Launched from Cape Canaveral in September 2007, Dawn has been traveling toward Ceres since its September 2012 departure from Vesta, the second most massive object in the main asteroid belt and the first destination on this two-stop planetary mission. The spacecraft spent nearly 14 months orbiting and mapping Vesta, returning more than 30,000 images and other measurements of the protoplanet.


Ceres is seen from NASA's Dawn spacecraft on March 1, just a few days before the mission achieved orbit around the previously unexplored dwarf planet. The image was taken at a distance of about 30,000 miles (about 48,000 kilometers). Image Credit: NASA/JPL-Caltech/UCLA/MPS/DLR/IDA

Beginning in January, Dawn has returned increasingly sharper images of Ceres, showing a heavily cratered surface with multiple intriguing, bright features.
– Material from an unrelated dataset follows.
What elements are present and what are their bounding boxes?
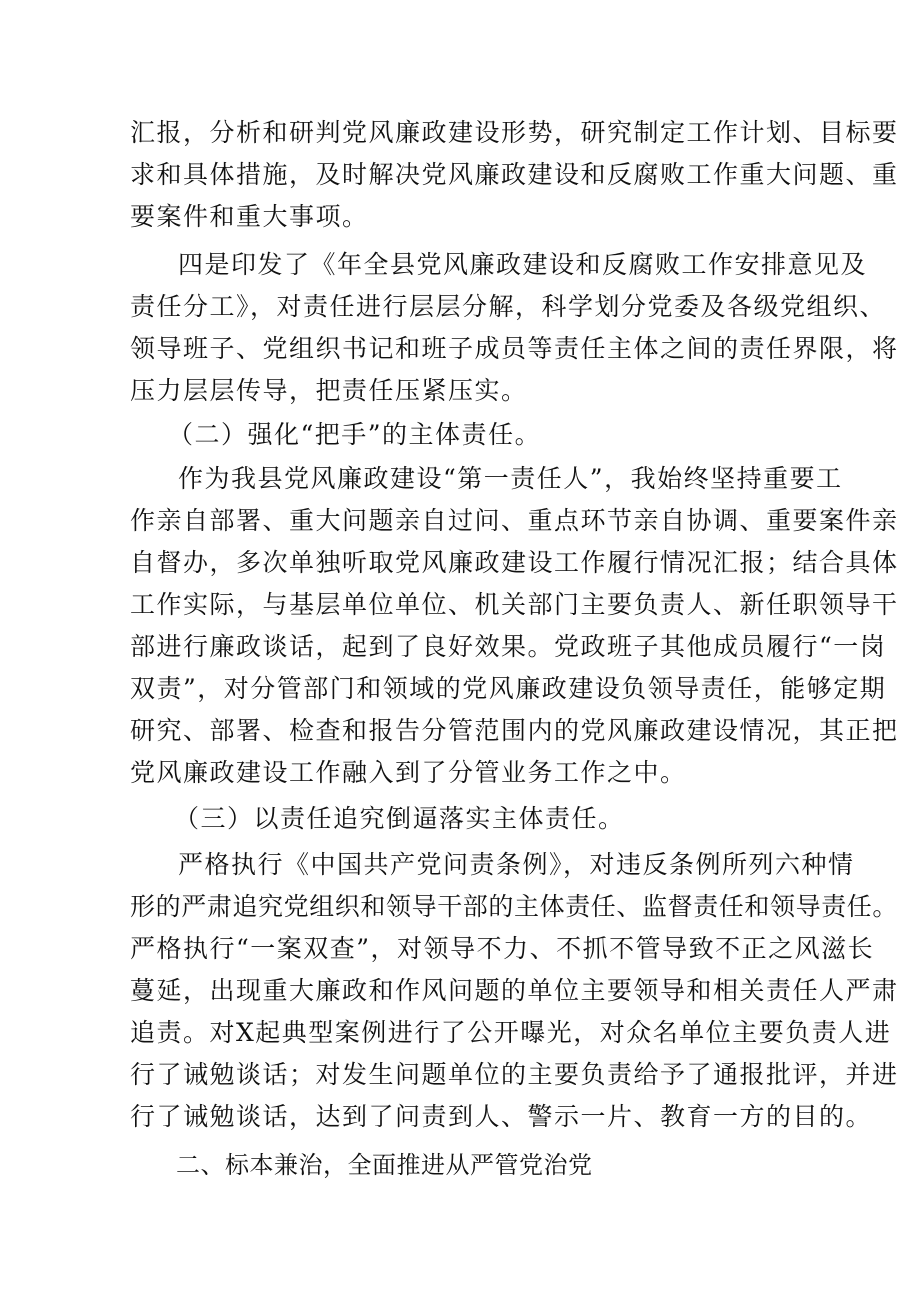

Dawn's image quality now substantially exceeds the best available from the ground-based W.M. Keck Observatory and NASA's Hubble Space Telescope. By later this year, in its closest orbit around Ceres, Dawn will return images more than 800 times the resolution of Hubble. The images will provide mission scientists with a treasure trove of data to understand how Ceres evolved so differently from Vesta.

"The Dawn mission is the world's first chance to get an up-close look at two bodies which date back to the formation of the solar system, but evolved very differently," said Mike Miller, Orbital ATK vice president, Science and Environmental Programs, Civil and Defense Satellite Division. "Ceres is thought to contain substantial water, perhaps up to 27 percent of its mass, a quantity roughly equivalent to the fresh water on Earth. It is expected to be mostly in the form of ice, but there may also be a liquid subsurface ocean. Dawn's detailed image and compositional data will help us understand this very exciting prospect."

Orbital ATK's Space Systems Group designed and built Dawn at the company's facilities in Dulles, Virginia. Measuring 65 feet in length and weighing nearly 2,700 pounds at launch, Dawn incorporated features of Orbital ATK's Earth science and commercial communication spacecraft technology.

Dawn's mission is managed by the Jet Propulsion Laboratory for NASA's Science Mission Directorate in Washington. Dawn is a project of the directorate's Discovery Program, which is managed by NASA's Marshall Space Flight Center in Huntsville, Alabama. The University of California at Los Angeles (UCLA) is responsible for overall Dawn mission science. The German Aerospace Center, the Max Planck Institute for Solar System Research, the Italian Space Agency and the Italian National Astrophysical Institute are international partners on the mission team.